So you put the jars in boiling water for 15 or 20 minutes and then seal after it's done working? A fast boil?

I've been wondering what to do with a whole pail full or a rack of jars of kraut when it's ready to eat.

With the recent spike in kraut prices I'll have to try growing some cabbage next summer.


----------



## MullersLaneFarm (Jul 23, 2004)

fishhead,
After the kraut has finished working in the jars, you need to make sure that any and all of the brine is cleaned up from the rim & threads of the jar. Adjust a 2-piece canning lid, then water bath can the jars.

To water bath can, fill a large stock pot with jars & water. The water should be at least 1"-3" above the top of the jars. Bring water to a rolling boil, then start counting the processing time. 15 minutes for pints, 20 minutes for quarts.


----------



## wanda1950 (Jan 18, 2009)

julieq said:


> Well done! We finally found a recipe we like this year, with a southern type sweet/sour flavor.
> 
> We just salted the sliced cabbage and left it overnight and then canned it up the next day. We've already taste tested a couple of the pints and it was exactly what we wanted.


Mama always did hers in quart jars. She put one teaspoon of salt & one of sugar in each jar & filled the jar with warm water. She never did process it & I guess it had better probiotic properties than if she had. 

I made some in a big glass jar that turned out good but I put it in jars & processed it. Didn't think about the sugar till now but I think I'll try that next time. Don't see why I couldn't add some to the big jar in proportion.


----------



## Calico Katie (Sep 12, 2003)

old school said:


> I like canning sauerkraut and in the middle of winter opening a few cans and adding a little sugar and..............................


You reminded me of a kraut salad that I used to make many years ago that I added a little sugar to. I never had a written recipe for it so I looked online and found one similar to what I made for anybody interested. I think I usually added chopped celery, green onions, peppers and maybe even a few chopped tomatoes. I think I drained the juice off the saurkraut and simmered it a few minutes with the sugar and oil.

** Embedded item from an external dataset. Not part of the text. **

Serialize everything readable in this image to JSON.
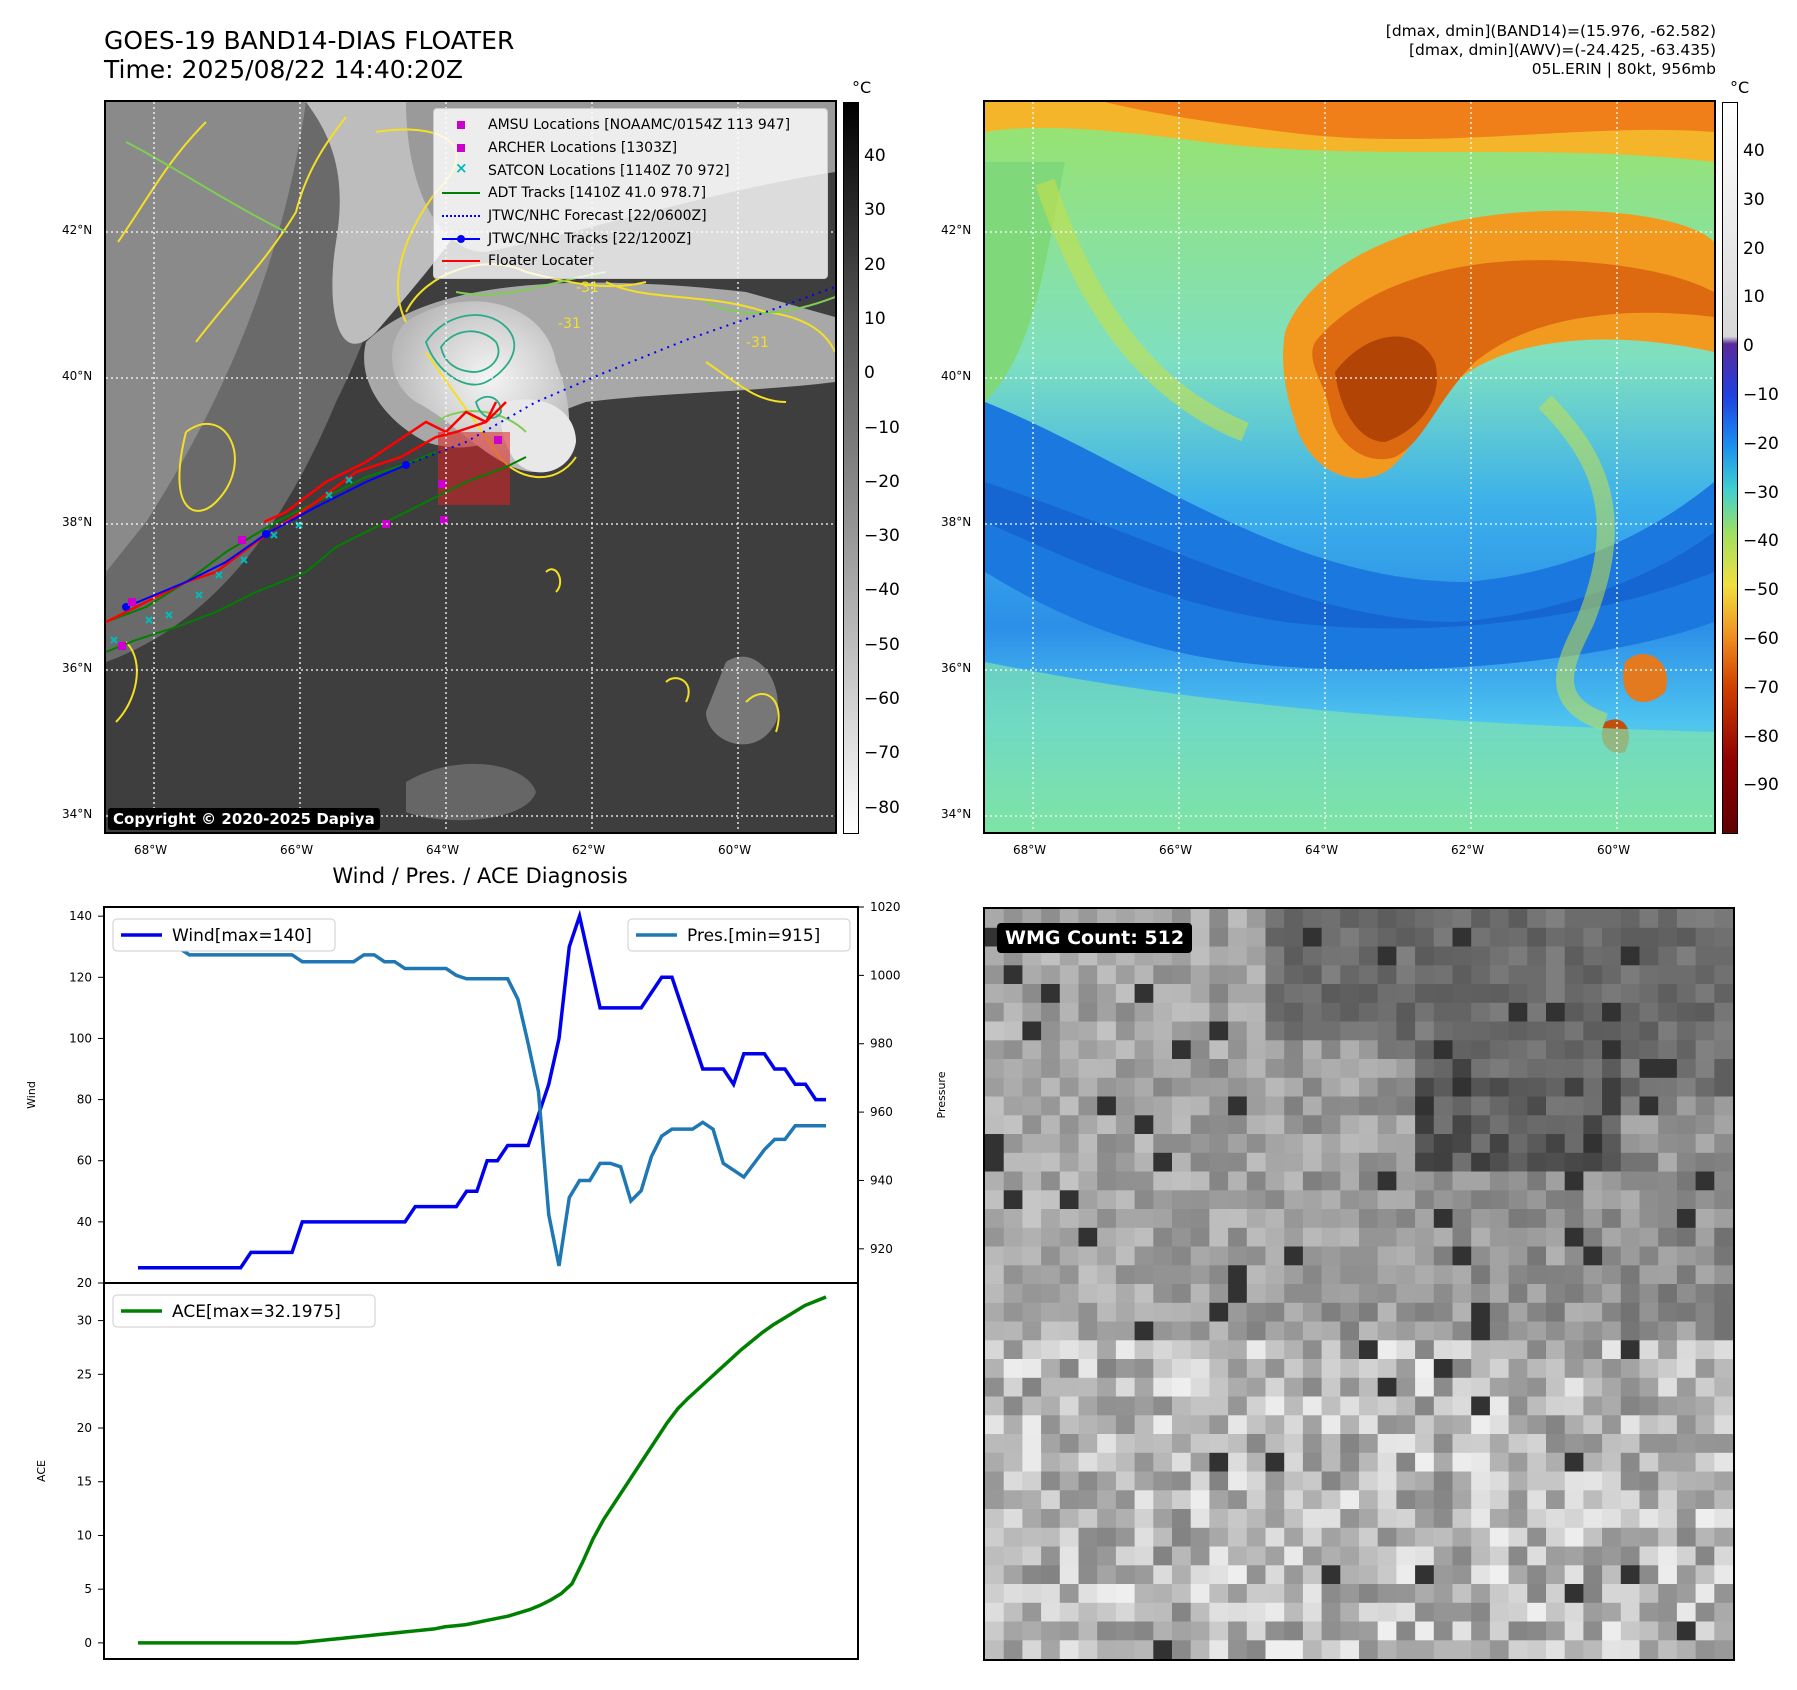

I don't remember if I used vinegar or not - my youngest is 38 and I haven't made it since the kids were growing up. It was good with pork roast.

Cooks.com - Recipe - Sauerkraut Salad

1/4 c. vinegar
1/4 c. sugar
1/4 c. salad oil
1 (16 oz.) can sauerkraut, drained
1 c. shredded carrots
1/2 c. chopped green pepper
1/2 c. thinly sliced red onions


Combine sugar, vinegar and oil in small saucepan. Bring to a boil. Reduce heat and simmer 3 minutes, stirring occasionally. Combine sauerkraut, carrots, green pepper and onion in a bowl. Add liquid and blend thoroughly. Cover and chill 4-6 hours or overnight. Makes 4 cups salad.


----------